De même, dans le domaine de l'armement, un accord intergouvernemental avait permis de solder la procédure d'achat de 36 Rafale. Pour ce type de relations impliquant des transferts de technologies dans le cadre des compensations industrielles (ou offset) prévues en contrepartie de la commande indienne, la procédure d'accord de gouvernement à gouvernement doit bénéficier de la solidarité interministérielle afin de garantir l'attractivité de la candidature française aux appels d'offre indiens, lorsqu'ils ne sont pas remplacés par des productions domestiques.

Enfin, la coopération bilatérale dans le domaine de la défense progressera d'autant plus aisément qu'un socle juridique stable applicable aux militaires de chaque pays sera défini, applicable dans l'océan Indien (en application de l'accord de soutien logistique réciproque) comme sur la base de Mérignac où sont formés les pilotes indiens du Rafale. L'établissement d'un accord de statut des forces à l'étranger, ou Status of Forces Agreement (SOFA), formalisant l'entente juridique entre un pays et une nation étrangère stationnant des forces armées dans ce pays est en effet la traduction de la confiance que les partenaires s'accordent.

Troisième proposition : Consolider le partenariat par la signature d'accord d'État à État dans le domaine de la défense et par la mise en oeuvre d'actions de diplomatie parlementaire dans le secteur de l'énergie nucléaire civil.

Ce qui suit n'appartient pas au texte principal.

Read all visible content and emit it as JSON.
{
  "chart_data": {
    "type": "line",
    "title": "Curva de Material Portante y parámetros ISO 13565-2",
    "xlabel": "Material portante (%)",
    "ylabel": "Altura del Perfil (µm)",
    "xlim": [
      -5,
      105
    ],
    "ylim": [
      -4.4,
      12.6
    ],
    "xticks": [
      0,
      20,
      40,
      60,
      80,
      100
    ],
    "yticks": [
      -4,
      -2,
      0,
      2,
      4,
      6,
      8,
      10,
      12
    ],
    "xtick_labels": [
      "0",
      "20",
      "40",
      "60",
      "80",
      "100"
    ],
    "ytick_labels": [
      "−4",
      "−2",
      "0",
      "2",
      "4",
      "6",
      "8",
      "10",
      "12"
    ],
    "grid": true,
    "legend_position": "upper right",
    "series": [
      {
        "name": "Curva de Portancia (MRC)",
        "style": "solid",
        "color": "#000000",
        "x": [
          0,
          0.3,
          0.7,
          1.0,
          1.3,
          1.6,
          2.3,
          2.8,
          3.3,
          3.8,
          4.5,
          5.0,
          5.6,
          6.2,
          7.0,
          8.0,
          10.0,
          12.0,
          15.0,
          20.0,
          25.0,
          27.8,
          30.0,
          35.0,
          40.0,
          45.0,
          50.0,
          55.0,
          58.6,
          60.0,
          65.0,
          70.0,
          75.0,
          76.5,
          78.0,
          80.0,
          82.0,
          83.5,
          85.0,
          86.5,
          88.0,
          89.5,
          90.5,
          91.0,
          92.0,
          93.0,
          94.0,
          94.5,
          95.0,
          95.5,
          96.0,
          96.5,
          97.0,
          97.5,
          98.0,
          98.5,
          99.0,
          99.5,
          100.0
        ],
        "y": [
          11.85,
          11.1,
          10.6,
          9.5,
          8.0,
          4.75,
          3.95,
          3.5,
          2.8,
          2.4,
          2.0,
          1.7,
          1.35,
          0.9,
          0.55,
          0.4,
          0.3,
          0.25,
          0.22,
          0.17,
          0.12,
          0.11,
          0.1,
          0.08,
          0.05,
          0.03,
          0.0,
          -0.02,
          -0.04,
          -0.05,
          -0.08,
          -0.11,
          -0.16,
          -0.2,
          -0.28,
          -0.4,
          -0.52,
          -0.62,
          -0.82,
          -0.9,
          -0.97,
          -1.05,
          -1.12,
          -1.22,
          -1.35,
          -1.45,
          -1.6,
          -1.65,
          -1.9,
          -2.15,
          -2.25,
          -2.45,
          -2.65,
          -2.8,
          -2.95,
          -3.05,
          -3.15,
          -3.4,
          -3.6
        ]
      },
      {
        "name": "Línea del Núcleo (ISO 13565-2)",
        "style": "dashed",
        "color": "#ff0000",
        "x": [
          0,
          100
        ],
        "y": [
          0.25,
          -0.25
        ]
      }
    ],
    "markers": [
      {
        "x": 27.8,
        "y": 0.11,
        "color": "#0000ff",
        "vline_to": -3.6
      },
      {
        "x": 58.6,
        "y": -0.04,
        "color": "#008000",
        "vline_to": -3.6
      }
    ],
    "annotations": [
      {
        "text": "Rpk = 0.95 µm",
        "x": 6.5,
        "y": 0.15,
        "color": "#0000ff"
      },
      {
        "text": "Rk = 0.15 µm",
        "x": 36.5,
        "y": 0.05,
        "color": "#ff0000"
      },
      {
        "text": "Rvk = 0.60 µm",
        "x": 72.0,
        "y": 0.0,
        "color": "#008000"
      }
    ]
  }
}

4. Agir de façon pragmatique dans le domaine économique : devenir partenaire de la politique du « fabriquer en Inde », en s'appuyant sur des secteurs force

La politique dite « Make in India », ou fabriquer en Inde, sortira plus prioritaire que jamais de la crise économique mondiale induite par la pandémie de covid-19. Dans ce contexte, la France, dont les groupes et entreprises ont fait très tôt le choix de l'internationalisation au long cours, s'implantant sur les marchés en croissance, doit devenir partenaire de cette politique indienne, sans naïveté. Les transferts de technologie, de savoir-faire découlant du « Make in India » obligent à maintenir un effort considérable en recherche et développement pour rester un partenaire intéressant, notamment dans l'optique du développement d'exportations depuis l'Inde vers les pays de la zone indopacifique.

Le dialogue innovant mis en oeuvre par New Delhi et Paris pour résoudre les éventuels blocages dus aux droits de douane, aux barrières fiscales ou toutes autres normes doit encore s'enrichir pour permettre de maximiser l'ouverture du marché indien aux entreprises françaises, et réciproquement. Les entreprises françaises ont de réelles opportunités à approfondir ou saisir dans les secteurs de l'industrie pharmaceutique, des énergies renouvelables, du développement urbain et des villes intelligentes, ou encore les secteurs numérique ou spatial, reposant sur de très hautes technologies duales. L'action de l'AFD priorisant les secteurs d'excellence et d'expertise français est limitée par les modalités de son intervention en Inde. L'aboutissement de la procédure de révision de l'accord de coopération encadrant les activités de l'AFD, afin de pouvoir intervenir par des prêts directs auprès des entreprises publiques rattachées aux États est une priorité.

Quatrième proposition : Bâtir une stratégie économique accompagnant le « Make in India » s'appuyant sur des modalités d'intervention renforcées par l'AFD.